I have just returned from a 10 day trip to San Francisco, presenting at the prestigious Carnegie Foundation Summit on Improvement in Education.

Educators from around the world were impressed with the innovative approaches people in Aotearoa are taking to improve children's oral language – especially the way we collaborate with a wide range of people and organisations and collect data to inform how effective our efforts are. I co-presented to a full audience with our partners at Ko Awatea and Auckland Kindergarten Association.

The Carnegie Summit was an amazing opportunity to interact with some of the best minds in education improvement. One theme came through almost all of the presentations, conversations and workshops I took part in - get clear about what it is that we want to achieve.

This sounds simple enough, and in the context of Talking Matters, I thought to myself "well we want to grow great thinkers, talkers and readers", "we want to wrap rich talk around babies and young children", "we want adults to talk more and talk differently with babies and little ones", and the more I thought about it, the more foggy I felt.

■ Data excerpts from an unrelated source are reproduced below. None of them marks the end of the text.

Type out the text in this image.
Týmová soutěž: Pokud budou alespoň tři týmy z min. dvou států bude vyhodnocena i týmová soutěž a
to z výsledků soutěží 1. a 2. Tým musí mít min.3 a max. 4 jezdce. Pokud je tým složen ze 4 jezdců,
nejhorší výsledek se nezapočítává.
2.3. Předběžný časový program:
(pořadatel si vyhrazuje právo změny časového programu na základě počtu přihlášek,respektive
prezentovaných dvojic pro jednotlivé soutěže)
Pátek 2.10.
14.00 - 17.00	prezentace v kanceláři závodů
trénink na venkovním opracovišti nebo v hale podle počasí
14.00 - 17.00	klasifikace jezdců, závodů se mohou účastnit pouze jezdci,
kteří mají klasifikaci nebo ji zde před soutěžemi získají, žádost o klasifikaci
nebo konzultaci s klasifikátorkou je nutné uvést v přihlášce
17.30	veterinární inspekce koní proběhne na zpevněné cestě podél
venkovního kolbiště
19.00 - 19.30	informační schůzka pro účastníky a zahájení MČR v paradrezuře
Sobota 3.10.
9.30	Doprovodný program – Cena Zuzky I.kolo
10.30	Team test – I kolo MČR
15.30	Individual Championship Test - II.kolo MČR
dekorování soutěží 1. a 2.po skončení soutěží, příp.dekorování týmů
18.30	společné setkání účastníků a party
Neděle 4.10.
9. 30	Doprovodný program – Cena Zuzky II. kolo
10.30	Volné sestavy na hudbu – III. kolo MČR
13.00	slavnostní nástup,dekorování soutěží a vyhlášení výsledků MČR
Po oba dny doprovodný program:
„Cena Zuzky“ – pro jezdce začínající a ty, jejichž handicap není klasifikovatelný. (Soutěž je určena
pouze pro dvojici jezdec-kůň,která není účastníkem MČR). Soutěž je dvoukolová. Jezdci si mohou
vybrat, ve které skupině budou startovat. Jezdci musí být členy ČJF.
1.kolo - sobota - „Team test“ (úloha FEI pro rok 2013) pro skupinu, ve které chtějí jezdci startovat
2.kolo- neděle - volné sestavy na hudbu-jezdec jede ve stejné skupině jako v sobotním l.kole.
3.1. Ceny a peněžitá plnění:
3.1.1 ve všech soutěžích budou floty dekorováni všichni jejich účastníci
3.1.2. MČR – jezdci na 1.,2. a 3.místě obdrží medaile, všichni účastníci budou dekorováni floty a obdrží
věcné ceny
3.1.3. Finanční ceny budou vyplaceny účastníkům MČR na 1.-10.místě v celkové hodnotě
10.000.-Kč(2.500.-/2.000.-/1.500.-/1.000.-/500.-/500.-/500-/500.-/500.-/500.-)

Could I be more clear about what it is that we want to achieve?

As Joe McCannon and Becky Marigotta of the Billions Institute spoke during their keynote address, I realised there is always room to delve deeper and get more specific about what success would look like. Joe talked about how in today's society we are awash in knowledge. We can access information and research faster than ever before, and despite this, billions of people still do not have access to information that could change their lives. "We revere discovery much more than implementation and believe in the myth of natural diffusion yet there is no evidence for that". The challenge of our time is to find a way to take things that work and bring them to everyone in record-breaking time.

We know that talking with babies and young children has a tremendous impact on babies' brain development. At Talking Matters we need to find effective ways to share this message and help families find ways that work for them to use this knowledge.

Hayagreeva Rao of Stanford University talked to us about scaling up without screwing up. His advice was to keep things simple "it's simple, light weight things that scale well. Complicated and bureaucratic things so often go off course". When there is too much to think about, our ability to do what is right and what we believe in is undermined.

Tony Bryck, the director of the Carnegie Foundation stressed the value of connecting our messages to things that parents already believe in, know and do, such as daily routines. Keeping it simple might involve sharing quality materials that families want and find value in. He, along with multiple experts, emphasised the needs to involve parents at every stage of the improvement research programme. Sage advice that confirms our co-design initiatives are heading in the right direction - but we could always do more!

I visited other organisations in California, such as the 'Talking is Teaching/Too Small to Fail' campaign. There's so much to learn from their journey, enough to warrant another blog post. Their findings tautoko what Tony was saying, having high quality artefacts to give to parents that share our message is crucial. But... it's never a one size fits all. Different things work for different communities. Involve them at all stages of the process, including content development and design.